Saakashvili named on ‘wanted list’ in Georgia

Saakashvili’s on air with Rustavi-2 television on August 14, 2014. Screenshot, 15 Aug 2014 - 12:33, Tbilisi,Georgia

Georgian authorities have named former president Mikheil Saakashvili on a national wanted list and said the ex-leader would be arrested if he returns to his home country.

The Chief Prosecutor’s Office said an official mandate to launch a wanted operation against Saakashvili had been sent to the Interior Ministry.

The ex-president was sentenced in absentia to pre-trial detention by Tbilisi City Court on August 2 after being charged in relation to numerous criminal cases, including exceeding official powers.

Saakashvili is currently in the United States and has refused to return to Georgia to face charges which relate to violent dispersal of an anti-governmental mass protest on November 7, 2007, and a raid and unlawful seizure of Imedi TV.

Yesterday the Chief Prosecutor’s Office said an official mandate to launch a wanted operation against Saakashvili had been sent to the Interior Ministry.

The Office said the ex-president will be detained by police if he attempted to cross a Georgian border.

Shortly after the Prosecutor’s Office announced a wanted operation had been launched under Saakashvili’s name, the ex-leader went on air with Rustavi 2 TV from New York City said the wanted notice, which was only relevant in Georgia, meant the Georgian authority did not want him to return to his home country

"[Former prime minister of Georgia Bidzina] Ivanishvili filed criminal charges against me not to allow me to return to Georgia. [He] is well aware that he could not announce an international wanted operation on me,” Saakashvili said.

"The European Union and Americans have explained to him that it was not possible. They have announced a wanted operation within the country and not international.”

He added it was essential he did not return to Georgia.

"I would like to say to Ivanishvili that this [nonsense] will be judged in history. But the sound majority of our country will decide and find its place for everything. Ultimately, our country will be released from this nonsense and everything will be settled,” Saakashvili noted.

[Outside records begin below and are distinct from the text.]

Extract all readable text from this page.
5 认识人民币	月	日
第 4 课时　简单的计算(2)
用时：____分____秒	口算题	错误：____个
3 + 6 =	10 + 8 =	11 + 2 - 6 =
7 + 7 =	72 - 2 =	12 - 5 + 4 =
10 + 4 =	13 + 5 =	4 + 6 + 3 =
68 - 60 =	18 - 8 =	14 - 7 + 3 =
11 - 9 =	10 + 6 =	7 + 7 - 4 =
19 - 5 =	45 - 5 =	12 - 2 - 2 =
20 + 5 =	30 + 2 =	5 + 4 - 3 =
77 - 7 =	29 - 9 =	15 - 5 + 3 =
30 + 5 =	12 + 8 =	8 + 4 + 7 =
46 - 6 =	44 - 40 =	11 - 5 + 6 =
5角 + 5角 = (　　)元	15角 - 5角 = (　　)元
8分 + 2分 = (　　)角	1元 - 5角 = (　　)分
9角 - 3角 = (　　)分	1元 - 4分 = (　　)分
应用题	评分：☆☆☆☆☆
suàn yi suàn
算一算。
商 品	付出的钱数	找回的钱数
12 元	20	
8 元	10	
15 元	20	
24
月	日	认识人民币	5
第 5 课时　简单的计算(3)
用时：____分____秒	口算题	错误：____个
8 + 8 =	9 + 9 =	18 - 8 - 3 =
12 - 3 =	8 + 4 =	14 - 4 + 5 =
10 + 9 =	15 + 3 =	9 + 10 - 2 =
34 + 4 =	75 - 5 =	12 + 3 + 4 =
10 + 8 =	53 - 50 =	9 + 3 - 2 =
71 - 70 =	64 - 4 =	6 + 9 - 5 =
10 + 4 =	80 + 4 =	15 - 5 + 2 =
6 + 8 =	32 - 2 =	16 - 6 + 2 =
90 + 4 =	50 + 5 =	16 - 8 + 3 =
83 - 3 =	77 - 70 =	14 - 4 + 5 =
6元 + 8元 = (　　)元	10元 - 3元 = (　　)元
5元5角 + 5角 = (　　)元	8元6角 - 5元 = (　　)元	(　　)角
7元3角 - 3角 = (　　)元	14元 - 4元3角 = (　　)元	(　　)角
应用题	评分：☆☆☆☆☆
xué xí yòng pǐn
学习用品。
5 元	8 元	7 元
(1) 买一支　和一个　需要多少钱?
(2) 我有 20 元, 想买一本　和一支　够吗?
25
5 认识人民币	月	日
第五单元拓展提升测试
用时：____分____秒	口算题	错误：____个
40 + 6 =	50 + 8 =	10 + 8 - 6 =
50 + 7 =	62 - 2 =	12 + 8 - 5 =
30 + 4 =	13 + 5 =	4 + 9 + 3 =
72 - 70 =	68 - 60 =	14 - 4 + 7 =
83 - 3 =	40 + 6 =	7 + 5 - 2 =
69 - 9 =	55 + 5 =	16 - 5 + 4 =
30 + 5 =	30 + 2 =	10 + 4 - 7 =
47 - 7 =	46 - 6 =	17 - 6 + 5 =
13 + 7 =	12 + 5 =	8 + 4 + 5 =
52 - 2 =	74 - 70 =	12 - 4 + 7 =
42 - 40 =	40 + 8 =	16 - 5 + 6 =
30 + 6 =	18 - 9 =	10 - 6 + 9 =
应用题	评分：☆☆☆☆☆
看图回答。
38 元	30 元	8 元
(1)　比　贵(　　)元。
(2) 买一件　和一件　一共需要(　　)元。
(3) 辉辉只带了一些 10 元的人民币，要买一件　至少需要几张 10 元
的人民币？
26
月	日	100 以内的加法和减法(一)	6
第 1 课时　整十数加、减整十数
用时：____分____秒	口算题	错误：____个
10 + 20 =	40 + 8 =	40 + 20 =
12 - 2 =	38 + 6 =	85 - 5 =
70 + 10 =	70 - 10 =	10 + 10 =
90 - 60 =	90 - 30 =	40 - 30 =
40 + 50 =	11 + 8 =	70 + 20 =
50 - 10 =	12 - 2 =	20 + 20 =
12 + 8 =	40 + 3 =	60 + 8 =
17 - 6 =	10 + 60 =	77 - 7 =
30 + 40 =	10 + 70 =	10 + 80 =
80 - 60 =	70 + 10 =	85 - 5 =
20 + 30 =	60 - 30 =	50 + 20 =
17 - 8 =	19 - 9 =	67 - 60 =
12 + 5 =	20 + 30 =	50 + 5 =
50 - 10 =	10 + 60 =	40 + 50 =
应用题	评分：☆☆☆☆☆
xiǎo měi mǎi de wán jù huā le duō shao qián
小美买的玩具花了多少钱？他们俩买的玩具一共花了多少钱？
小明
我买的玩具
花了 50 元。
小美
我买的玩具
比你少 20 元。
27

The ex-president also reacted to the new charges brought against him – embezzlement of 8, 837,000 GEL state funds as a secret source of income for private spending over a five year period between September 2009 and February 2013.

He believed any entertainment allowance which included travel costs, food and beverage costs and medical treatment costs were "confidential” in every country.

Saakashvili refused the alleged sum spent on cosmetic procedures, adding: "It is a completely false story.”

"You should question [Ivanishvili] about this. A journalist from BBC asked me while laughing that Ivanishvili said I had been injecting botox. I told him to look at my face then Ivanishvili’s and then decided who has had more cosmetic procedures,” Saakashvili said.

Meanwhile, Prime Minister Irakli Garibashvili commented on Saakashvili’s television appearance and said the ex-president was "excited” and spoke like "a typical dictator”.

"I don’t know how to make a serious comment about his statement. If any leader of the country believes these kinds of expenses are normal, then we have no right to talk about democracy. How can the costs of a massage service and some other million costs considered usual,” he questioned.

Garibashvili believed it was a shame Georgia had a "disreputable president” who had spent millions of public money, taken from the pockets of the people so he could enjoy a luxurious life.